El sindicato Élite Taxi vuelve a la carga contra el acuerdo Barça–Uber
El Barça presentará esta tarde su acuerdo de patrocinio con Uber, pero lo que debería ser un evento corporativo se verá acompañado de una nueva dosis de ruido. Élite Taxi, encabezado por su portavoz Tito Álvarez, ha convocado una protesta con claxones, petardos y consignas frente al Camp Nou. Una escena tan repetida como incomprensible.
Mientras el club impulsa una alianza dentro de la legalidad y enmarcada en su estrategia comercial, el sindicato pretende convertirla en una batalla callejera. El problema no está en el Barça ni en su patrocinio, sino en una lucha política y personal que nada tiene que ver con el fútbol ni con los valores que representa la entidad azulgrana.

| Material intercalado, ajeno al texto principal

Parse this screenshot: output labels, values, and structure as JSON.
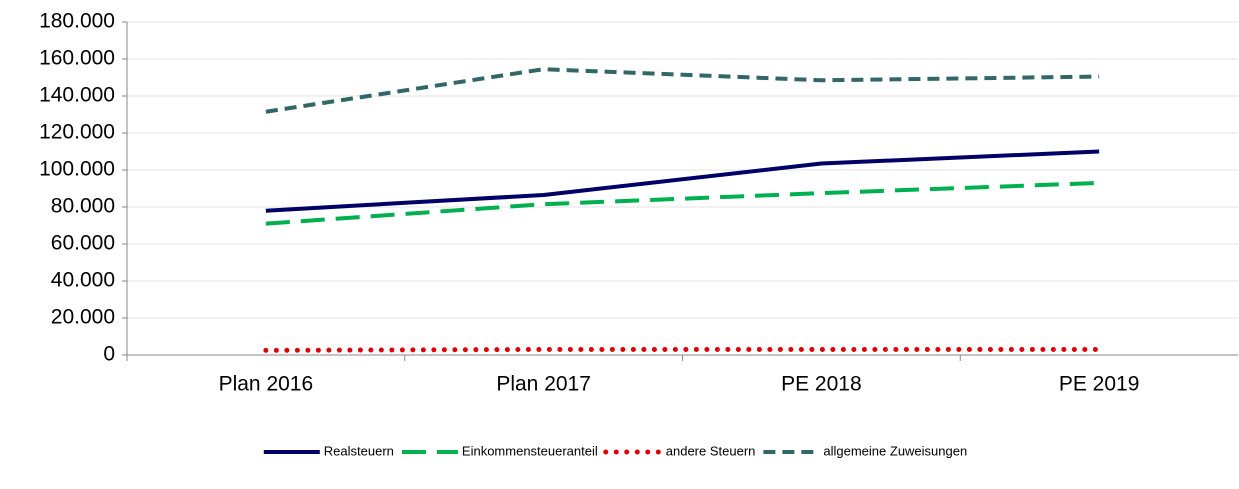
{
  "chart_data": {
    "type": "line",
    "categories": [
      "Plan 2016",
      "Plan 2017",
      "PE 2018",
      "PE 2019"
    ],
    "series": [
      {
        "name": "Realsteuern",
        "color": "#000066",
        "dash": "solid",
        "values": [
          78000,
          86500,
          103500,
          110000
        ]
      },
      {
        "name": "Einkommensteueranteil",
        "color": "#00b050",
        "dash": "long-dash",
        "values": [
          71000,
          81500,
          87500,
          93000
        ]
      },
      {
        "name": "andere Steuern",
        "color": "#e00000",
        "dash": "dot",
        "values": [
          2500,
          3000,
          3000,
          3000
        ]
      },
      {
        "name": "allgemeine Zuweisungen",
        "color": "#336666",
        "dash": "dash",
        "values": [
          131500,
          154500,
          148500,
          150500
        ]
      }
    ],
    "ylim": [
      0,
      180000
    ],
    "yticks": [
      0,
      {
        "value": 20000,
        "label": "20.000"
      },
      {
        "value": 40000,
        "label": "40.000"
      },
      {
        "value": 60000,
        "label": "60.000"
      },
      {
        "value": 80000,
        "label": "80.000"
      },
      {
        "value": 100000,
        "label": "100.000"
      },
      {
        "value": 120000,
        "label": "120.000"
      },
      {
        "value": 140000,
        "label": "140.000"
      },
      {
        "value": 160000,
        "label": "160.000"
      },
      {
        "value": 180000,
        "label": "180.000"
      }
    ],
    "grid": true,
    "legend": "bottom"
  }
}
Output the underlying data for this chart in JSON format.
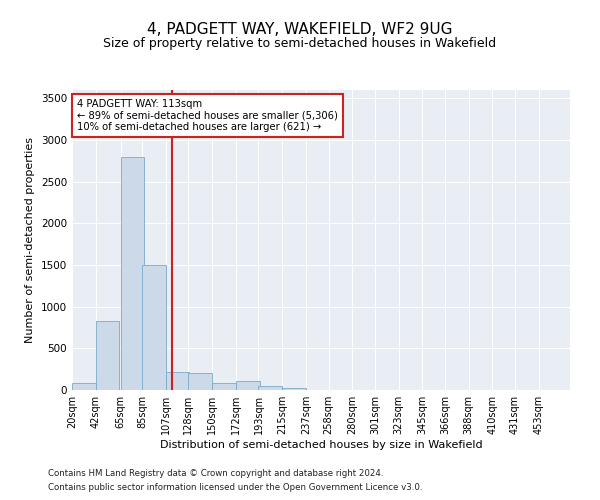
{
  "title": "4, PADGETT WAY, WAKEFIELD, WF2 9UG",
  "subtitle": "Size of property relative to semi-detached houses in Wakefield",
  "xlabel": "Distribution of semi-detached houses by size in Wakefield",
  "ylabel": "Number of semi-detached properties",
  "property_size": 113,
  "pct_smaller": 89,
  "n_smaller": "5,306",
  "pct_larger": 10,
  "n_larger": "621",
  "bar_color": "#ccd9e8",
  "bar_edge_color": "#7aaac8",
  "vline_color": "#cc2222",
  "annotation_box_edgecolor": "#cc2222",
  "footer_line1": "Contains HM Land Registry data © Crown copyright and database right 2024.",
  "footer_line2": "Contains public sector information licensed under the Open Government Licence v3.0.",
  "bin_labels": [
    "20sqm",
    "42sqm",
    "65sqm",
    "85sqm",
    "107sqm",
    "128sqm",
    "150sqm",
    "172sqm",
    "193sqm",
    "215sqm",
    "237sqm",
    "258sqm",
    "280sqm",
    "301sqm",
    "323sqm",
    "345sqm",
    "366sqm",
    "388sqm",
    "410sqm",
    "431sqm",
    "453sqm"
  ],
  "bin_left_edges": [
    20,
    42,
    65,
    85,
    107,
    128,
    150,
    172,
    193,
    215,
    237,
    258,
    280,
    301,
    323,
    345,
    366,
    388,
    410,
    431,
    453
  ],
  "bin_width": 22,
  "bar_heights": [
    80,
    830,
    2800,
    1500,
    220,
    210,
    90,
    110,
    50,
    25,
    5,
    0,
    0,
    0,
    0,
    0,
    0,
    0,
    0,
    0,
    0
  ],
  "ylim": [
    0,
    3600
  ],
  "yticks": [
    0,
    500,
    1000,
    1500,
    2000,
    2500,
    3000,
    3500
  ],
  "background_color": "#e8eef4",
  "grid_color": "#ffffff",
  "title_fontsize": 11,
  "subtitle_fontsize": 9,
  "axis_label_fontsize": 8,
  "tick_fontsize": 7
}
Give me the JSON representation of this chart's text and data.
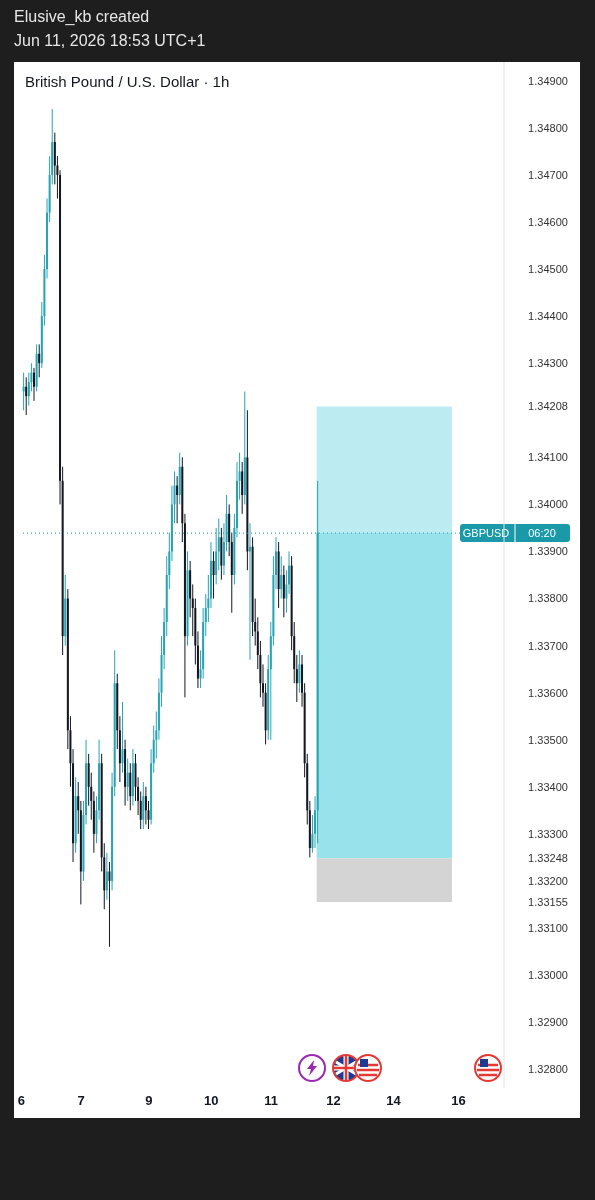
{
  "chart_data": {
    "type": "candlestick",
    "title": "British Pound / U.S. Dollar · 1h",
    "subtitle": "Jun 11, 2026 18:53 UTC+1",
    "annotations": [
      "Elusive_kb created",
      "06:20"
    ],
    "categories": [
      "6",
      null,
      null,
      null,
      null,
      null,
      null,
      null,
      null,
      null,
      null,
      null,
      null,
      null,
      null,
      null,
      null,
      null,
      null,
      null,
      null,
      null,
      null,
      "7",
      null,
      null,
      null,
      null,
      null,
      null,
      null,
      null,
      null,
      null,
      null,
      null,
      null,
      null,
      null,
      null,
      null,
      null,
      null,
      null,
      null,
      null,
      null,
      null,
      null,
      "9",
      null,
      null,
      null,
      null,
      null,
      null,
      null,
      null,
      null,
      null,
      null,
      null,
      null,
      null,
      null,
      null,
      null,
      null,
      null,
      null,
      null,
      null,
      null,
      "10",
      null,
      null,
      null,
      null,
      null,
      null,
      null,
      null,
      null,
      null,
      null,
      null,
      null,
      null,
      null,
      null,
      null,
      null,
      null,
      null,
      null,
      null,
      "11",
      null,
      null,
      null,
      null,
      null,
      null,
      null,
      null,
      null,
      null,
      null,
      null,
      null,
      null,
      null,
      null,
      null,
      null,
      null,
      null,
      null,
      null,
      null,
      "12",
      null,
      null,
      null,
      null,
      null,
      null,
      null,
      null,
      null,
      null,
      null,
      null,
      null,
      null,
      null,
      null,
      null,
      null,
      null,
      null,
      null,
      null,
      "14",
      null,
      null,
      null,
      null,
      null,
      null,
      null,
      null,
      null,
      null,
      null,
      null,
      null,
      null,
      null,
      null,
      null,
      null,
      null,
      null,
      null,
      null,
      null,
      null,
      "16",
      null,
      null,
      null,
      null,
      null,
      null,
      null,
      null,
      null,
      null,
      null,
      null,
      null,
      null,
      null,
      null,
      null
    ],
    "ohlc": [
      null,
      [
        1.3424,
        1.3428,
        1.342,
        1.3425
      ],
      [
        1.3425,
        1.3427,
        1.3419,
        1.3423
      ],
      [
        1.3423,
        1.3428,
        1.3421,
        1.3426
      ],
      [
        1.3426,
        1.343,
        1.3424,
        1.3428
      ],
      [
        1.3428,
        1.3429,
        1.3422,
        1.3425
      ],
      [
        1.3425,
        1.3434,
        1.3424,
        1.3432
      ],
      [
        1.3432,
        1.3434,
        1.3427,
        1.343
      ],
      [
        1.343,
        1.3443,
        1.3429,
        1.344
      ],
      [
        1.344,
        1.3453,
        1.3438,
        1.345
      ],
      [
        1.345,
        1.3465,
        1.3448,
        1.3462
      ],
      [
        1.3462,
        1.3474,
        1.346,
        1.347
      ],
      [
        1.347,
        1.3484,
        1.3468,
        1.3477
      ],
      [
        1.3477,
        1.3479,
        1.3468,
        1.3472
      ],
      [
        1.3472,
        1.3474,
        1.3465,
        1.347
      ],
      [
        1.347,
        1.3471,
        1.34,
        1.3405
      ],
      [
        1.3405,
        1.3408,
        1.3368,
        1.3372
      ],
      [
        1.3372,
        1.3385,
        1.337,
        1.338
      ],
      [
        1.338,
        1.3382,
        1.3348,
        1.3352
      ],
      [
        1.3352,
        1.3355,
        1.334,
        1.3345
      ],
      [
        1.3345,
        1.3348,
        1.3324,
        1.3328
      ],
      [
        1.3328,
        1.3342,
        1.3326,
        1.3338
      ],
      [
        1.3338,
        1.3341,
        1.333,
        1.3335
      ],
      [
        1.3335,
        1.3337,
        1.3315,
        1.3322
      ],
      [
        1.3322,
        1.3337,
        1.332,
        1.3334
      ],
      [
        1.3334,
        1.335,
        1.3332,
        1.3345
      ],
      [
        1.3345,
        1.3347,
        1.3336,
        1.334
      ],
      [
        1.334,
        1.3343,
        1.3333,
        1.3337
      ],
      [
        1.3337,
        1.3339,
        1.3326,
        1.333
      ],
      [
        1.333,
        1.3338,
        1.3328,
        1.3335
      ],
      [
        1.3335,
        1.335,
        1.3333,
        1.3345
      ],
      [
        1.3345,
        1.3347,
        1.3322,
        1.3325
      ],
      [
        1.3325,
        1.3328,
        1.3314,
        1.3318
      ],
      [
        1.3318,
        1.3326,
        1.3316,
        1.3322
      ],
      [
        1.3322,
        1.3324,
        1.3306,
        1.332
      ],
      [
        1.332,
        1.3343,
        1.3318,
        1.334
      ],
      [
        1.334,
        1.3369,
        1.3338,
        1.3362
      ],
      [
        1.3362,
        1.3364,
        1.3348,
        1.3352
      ],
      [
        1.3352,
        1.3355,
        1.3341,
        1.3345
      ],
      [
        1.3345,
        1.3358,
        1.3343,
        1.3348
      ],
      [
        1.3348,
        1.335,
        1.3336,
        1.334
      ],
      [
        1.334,
        1.3346,
        1.3337,
        1.3343
      ],
      [
        1.3343,
        1.3345,
        1.3335,
        1.3338
      ],
      [
        1.3338,
        1.3348,
        1.3336,
        1.3345
      ],
      [
        1.3345,
        1.3347,
        1.3337,
        1.334
      ],
      [
        1.334,
        1.3342,
        1.3334,
        1.3337
      ],
      [
        1.3337,
        1.3339,
        1.3331,
        1.3333
      ],
      [
        1.3333,
        1.3341,
        1.3331,
        1.3338
      ],
      [
        1.3338,
        1.334,
        1.3332,
        1.3335
      ],
      [
        1.3335,
        1.3337,
        1.3331,
        1.3333
      ],
      [
        1.3333,
        1.3348,
        1.3332,
        1.3345
      ],
      [
        1.3345,
        1.3353,
        1.3343,
        1.335
      ],
      [
        1.335,
        1.3356,
        1.3346,
        1.3352
      ],
      [
        1.3352,
        1.3363,
        1.335,
        1.336
      ],
      [
        1.336,
        1.3372,
        1.3357,
        1.3368
      ],
      [
        1.3368,
        1.3378,
        1.3365,
        1.3375
      ],
      [
        1.3375,
        1.3389,
        1.3372,
        1.3385
      ],
      [
        1.3385,
        1.3394,
        1.3382,
        1.339
      ],
      [
        1.339,
        1.3404,
        1.3388,
        1.34
      ],
      [
        1.34,
        1.3407,
        1.3396,
        1.3404
      ],
      [
        1.3404,
        1.3406,
        1.3396,
        1.3402
      ],
      [
        1.3402,
        1.3411,
        1.34,
        1.3408
      ],
      [
        1.3408,
        1.341,
        1.3392,
        1.3396
      ],
      [
        1.3396,
        1.3398,
        1.3359,
        1.3372
      ],
      [
        1.3372,
        1.339,
        1.337,
        1.3386
      ],
      [
        1.3386,
        1.3388,
        1.3376,
        1.338
      ],
      [
        1.338,
        1.3383,
        1.3372,
        1.3378
      ],
      [
        1.3378,
        1.338,
        1.3366,
        1.337
      ],
      [
        1.337,
        1.3373,
        1.3361,
        1.3363
      ],
      [
        1.3363,
        1.3369,
        1.3361,
        1.3365
      ],
      [
        1.3365,
        1.3378,
        1.3363,
        1.3375
      ],
      [
        1.3375,
        1.3381,
        1.3372,
        1.3378
      ],
      [
        1.3378,
        1.3385,
        1.3375,
        1.338
      ],
      [
        1.338,
        1.3392,
        1.3378,
        1.3388
      ],
      [
        1.3388,
        1.339,
        1.338,
        1.3385
      ],
      [
        1.3385,
        1.3395,
        1.3383,
        1.339
      ],
      [
        1.339,
        1.3397,
        1.3386,
        1.3393
      ],
      [
        1.3393,
        1.3395,
        1.3384,
        1.3387
      ],
      [
        1.3387,
        1.3396,
        1.3385,
        1.3392
      ],
      [
        1.3392,
        1.3402,
        1.339,
        1.3398
      ],
      [
        1.3398,
        1.34,
        1.3389,
        1.3392
      ],
      [
        1.3392,
        1.3394,
        1.3377,
        1.3385
      ],
      [
        1.3385,
        1.3398,
        1.3383,
        1.3395
      ],
      [
        1.3395,
        1.3409,
        1.3393,
        1.3405
      ],
      [
        1.3405,
        1.3411,
        1.3401,
        1.3407
      ],
      [
        1.3407,
        1.3409,
        1.3398,
        1.3402
      ],
      [
        1.3402,
        1.3424,
        1.34,
        1.341
      ],
      [
        1.341,
        1.342,
        1.3386,
        1.339
      ],
      [
        1.339,
        1.3396,
        1.3367,
        1.3391
      ],
      [
        1.3391,
        1.3393,
        1.3372,
        1.3375
      ],
      [
        1.3375,
        1.338,
        1.337,
        1.3373
      ],
      [
        1.3373,
        1.3376,
        1.3365,
        1.3368
      ],
      [
        1.3368,
        1.3371,
        1.3359,
        1.3362
      ],
      [
        1.3362,
        1.3366,
        1.3357,
        1.336
      ],
      [
        1.336,
        1.3362,
        1.3349,
        1.3352
      ],
      [
        1.3352,
        1.3368,
        1.335,
        1.3365
      ],
      [
        1.3365,
        1.3375,
        1.335,
        1.3372
      ],
      [
        1.3372,
        1.3389,
        1.337,
        1.3385
      ],
      [
        1.3385,
        1.3393,
        1.3382,
        1.339
      ],
      [
        1.339,
        1.3392,
        1.3378,
        1.3382
      ],
      [
        1.3382,
        1.3389,
        1.338,
        1.3385
      ],
      [
        1.3385,
        1.3387,
        1.3376,
        1.338
      ],
      [
        1.338,
        1.3386,
        1.3377,
        1.3383
      ],
      [
        1.3383,
        1.339,
        1.3381,
        1.3387
      ],
      [
        1.3387,
        1.3389,
        1.3369,
        1.3372
      ],
      [
        1.3372,
        1.3375,
        1.3362,
        1.3365
      ],
      [
        1.3365,
        1.3368,
        1.3358,
        1.3362
      ],
      [
        1.3362,
        1.3369,
        1.336,
        1.3366
      ],
      [
        1.3366,
        1.3368,
        1.3357,
        1.336
      ],
      [
        1.336,
        1.3362,
        1.3342,
        1.3345
      ],
      [
        1.3345,
        1.3347,
        1.3332,
        1.3335
      ],
      [
        1.3335,
        1.3337,
        1.3325,
        1.3327
      ],
      [
        1.3327,
        1.3334,
        1.3326,
        1.333
      ],
      [
        1.333,
        1.3338,
        1.3327,
        1.3335
      ],
      [
        1.3335,
        1.3405,
        1.3328,
        1.3394
      ],
      null,
      null,
      null,
      null,
      null,
      null,
      null,
      null,
      null,
      null,
      null,
      null,
      null,
      null,
      null,
      null,
      null,
      null,
      null,
      null,
      null,
      null,
      null,
      null,
      null,
      null,
      null,
      null,
      null,
      null,
      null,
      null,
      null,
      null,
      null,
      null,
      null,
      null,
      null,
      null,
      null,
      null,
      null,
      null,
      null,
      null,
      null,
      null,
      null,
      null,
      null,
      null,
      null,
      null,
      null,
      null,
      null,
      null,
      null,
      null,
      null,
      null,
      null,
      null,
      null,
      null,
      null,
      null,
      null,
      null,
      null
    ],
    "colors": [
      null,
      "#26a4b3",
      "#131722",
      "#26a4b3",
      "#26a4b3",
      "#131722",
      "#26a4b3",
      "#131722",
      "#26a4b3",
      "#26a4b3",
      "#26a4b3",
      "#26a4b3",
      "#26a4b3",
      "#131722",
      "#131722",
      "#131722",
      "#131722",
      "#26a4b3",
      "#131722",
      "#131722",
      "#131722",
      "#26a4b3",
      "#131722",
      "#131722",
      "#26a4b3",
      "#26a4b3",
      "#131722",
      "#131722",
      "#131722",
      "#26a4b3",
      "#26a4b3",
      "#131722",
      "#131722",
      "#26a4b3",
      "#131722",
      "#26a4b3",
      "#26a4b3",
      "#131722",
      "#131722",
      "#26a4b3",
      "#131722",
      "#26a4b3",
      "#131722",
      "#26a4b3",
      "#131722",
      "#131722",
      "#131722",
      "#26a4b3",
      "#131722",
      "#131722",
      "#26a4b3",
      "#26a4b3",
      "#26a4b3",
      "#26a4b3",
      "#26a4b3",
      "#26a4b3",
      "#26a4b3",
      "#26a4b3",
      "#26a4b3",
      "#26a4b3",
      "#131722",
      "#26a4b3",
      "#131722",
      "#131722",
      "#26a4b3",
      "#131722",
      "#131722",
      "#131722",
      "#131722",
      "#26a4b3",
      "#26a4b3",
      "#26a4b3",
      "#26a4b3",
      "#26a4b3",
      "#131722",
      "#26a4b3",
      "#26a4b3",
      "#131722",
      "#26a4b3",
      "#26a4b3",
      "#131722",
      "#131722",
      "#26a4b3",
      "#26a4b3",
      "#26a4b3",
      "#131722",
      "#26a4b3",
      "#131722",
      "#26a4b3",
      "#131722",
      "#131722",
      "#131722",
      "#131722",
      "#131722",
      "#131722",
      "#26a4b3",
      "#26a4b3",
      "#26a4b3",
      "#26a4b3",
      "#131722",
      "#26a4b3",
      "#131722",
      "#26a4b3",
      "#26a4b3",
      "#131722",
      "#131722",
      "#131722",
      "#26a4b3",
      "#131722",
      "#131722",
      "#131722",
      "#131722",
      "#26a4b3",
      "#26a4b3",
      "#26a4b3",
      null,
      null,
      null,
      null,
      null,
      null,
      null,
      null,
      null,
      null,
      null,
      null,
      null,
      null,
      null,
      null,
      null,
      null,
      null,
      null,
      null,
      null,
      null,
      null,
      null,
      null,
      null,
      null,
      null,
      null,
      null,
      null,
      null,
      null,
      null,
      null,
      null,
      null,
      null,
      null,
      null,
      null,
      null,
      null,
      null,
      null,
      null,
      null,
      null,
      null,
      null,
      null,
      null,
      null,
      null,
      null,
      null,
      null,
      null,
      null,
      null,
      null,
      null,
      null,
      null,
      null,
      null,
      null,
      null,
      null,
      null
    ],
    "ylim": [
      1.3276,
      1.3494
    ],
    "yticks": [
      {
        "value": 1.328,
        "label": "1.32800"
      },
      {
        "value": 1.329,
        "label": "1.32900"
      },
      {
        "value": 1.33,
        "label": "1.33000"
      },
      {
        "value": 1.331,
        "label": "1.33100"
      },
      {
        "value": 1.33155,
        "label": "1.33155"
      },
      {
        "value": 1.332,
        "label": "1.33200"
      },
      {
        "value": 1.33248,
        "label": "1.33248"
      },
      {
        "value": 1.333,
        "label": "1.33300"
      },
      {
        "value": 1.334,
        "label": "1.33400"
      },
      {
        "value": 1.335,
        "label": "1.33500"
      },
      {
        "value": 1.336,
        "label": "1.33600"
      },
      {
        "value": 1.337,
        "label": "1.33700"
      },
      {
        "value": 1.338,
        "label": "1.33800"
      },
      {
        "value": 1.339,
        "label": "1.33900"
      },
      {
        "value": 1.34,
        "label": "1.34000"
      },
      {
        "value": 1.341,
        "label": "1.34100"
      },
      {
        "value": 1.34208,
        "label": "1.34208"
      },
      {
        "value": 1.343,
        "label": "1.34300"
      },
      {
        "value": 1.344,
        "label": "1.34400"
      },
      {
        "value": 1.345,
        "label": "1.34500"
      },
      {
        "value": 1.346,
        "label": "1.34600"
      },
      {
        "value": 1.347,
        "label": "1.34700"
      },
      {
        "value": 1.348,
        "label": "1.34800"
      },
      {
        "value": 1.349,
        "label": "1.34900"
      }
    ],
    "ref_lines": [
      {
        "axis": "y",
        "value": 1.33939,
        "label": "GBPUSD",
        "color": "#1a9aa8",
        "line_style": "dotted"
      }
    ],
    "bands": [
      {
        "axis": "y",
        "from": 1.33939,
        "to": 1.34208,
        "color": "#bcebf2"
      },
      {
        "axis": "y",
        "from": 1.33248,
        "to": 1.33939,
        "color": "#98e2ec"
      },
      {
        "axis": "y",
        "from": 1.33155,
        "to": 1.33248,
        "color": "#d4d4d4"
      }
    ]
  }
}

https://twitter.com/i/web/status/1980633060644360641
Protestas que no van a ninguna parte
Según explicó el propio Álvarez en RAC1, los taxistas “harán sonar los claxon y petardos” para boicotear la presentación del acuerdo. Un espectáculo que recuerda más a una fiesta improvisada que a una reivindicación coherente.
La contradicción es evidente: ayer, Élite Taxi había desconvocó sus protestas en la previa del partido ante el Olympiacos. Ahora, sin embargo, vuelven a salir a la calle con el mismo argumento, pero contra un acto que en nada afecta a su trabajo.
https://twitter.com/i/web/status/1980156216111505709
Un portavoz con pasado controvertido
Tito Álvarez no es un desconocido. Desde hace años se presenta como el rostro del taxi en Cataluña y ha sabido ganarse minutos de micrófono con un estilo entre el activismo y el espectáculo. Fue recibido como una estrella por sus seguidores del sector, y su figura siempre ha estado rodeada de polémica.
Diversas crónicas lo describen como un líder populista, vinculado en el pasado a movimientos radicales y a grupos ultras del entorno del Barça, aunque él lo haya negado. De hecho, llegó a reconocer su afición al club y a lucir tatuajes del escudo azulgrana, pero al mismo tiempo fue relacionado con los Boixos Nois, un colectivo del que el propio Joan Laporta se desmarcó y expulsó del Camp Nou, de los cuales llegó a recibir amenazas.
El contraste es evidente: el Barça lleva dos décadas luchando contra la violencia y el extremismo en las gradas, mientras algunos de sus críticos actuales —como Álvarez— presumen de haber coincidido con grupos que representan justo lo contrario.
https://twitter.com/i/web/status/1980695402249630106
Laporta, firme en su posición
Desde la directiva culé insisten en que el acuerdo con Uber sigue adelante y no será alterado por presiones externas. El presidente Joan Laporta ya ha dejado claro que el club actúa dentro de la legalidad, buscando socios que generen ingresos y proyección internacional.
Es la diferencia entre gestionar un club global y alimentar un conflicto local. El Barça avanza, mientras algunos se quedan atrapados en una guerra personal que nada tiene que ver con el deporte ni con los valores de la entidad.
El verdadero debate está en otro lado
El taxi tiene derecho a manifestarse, pero esta batalla se libra en los despachos del Parlament, no en las puertas del estadio. La nueva Ley del Taxi será la que defina la convivencia entre taxis y VTC, no una pitada con claxon ni un corte de calle frente a un club de fútbol.
Por eso, la protesta de hoy no solo carece de sentido: daña la imagen del sector y muestra hasta qué punto algunos líderes prefieren el ruido al diálogo. El Barça no es el enemigo.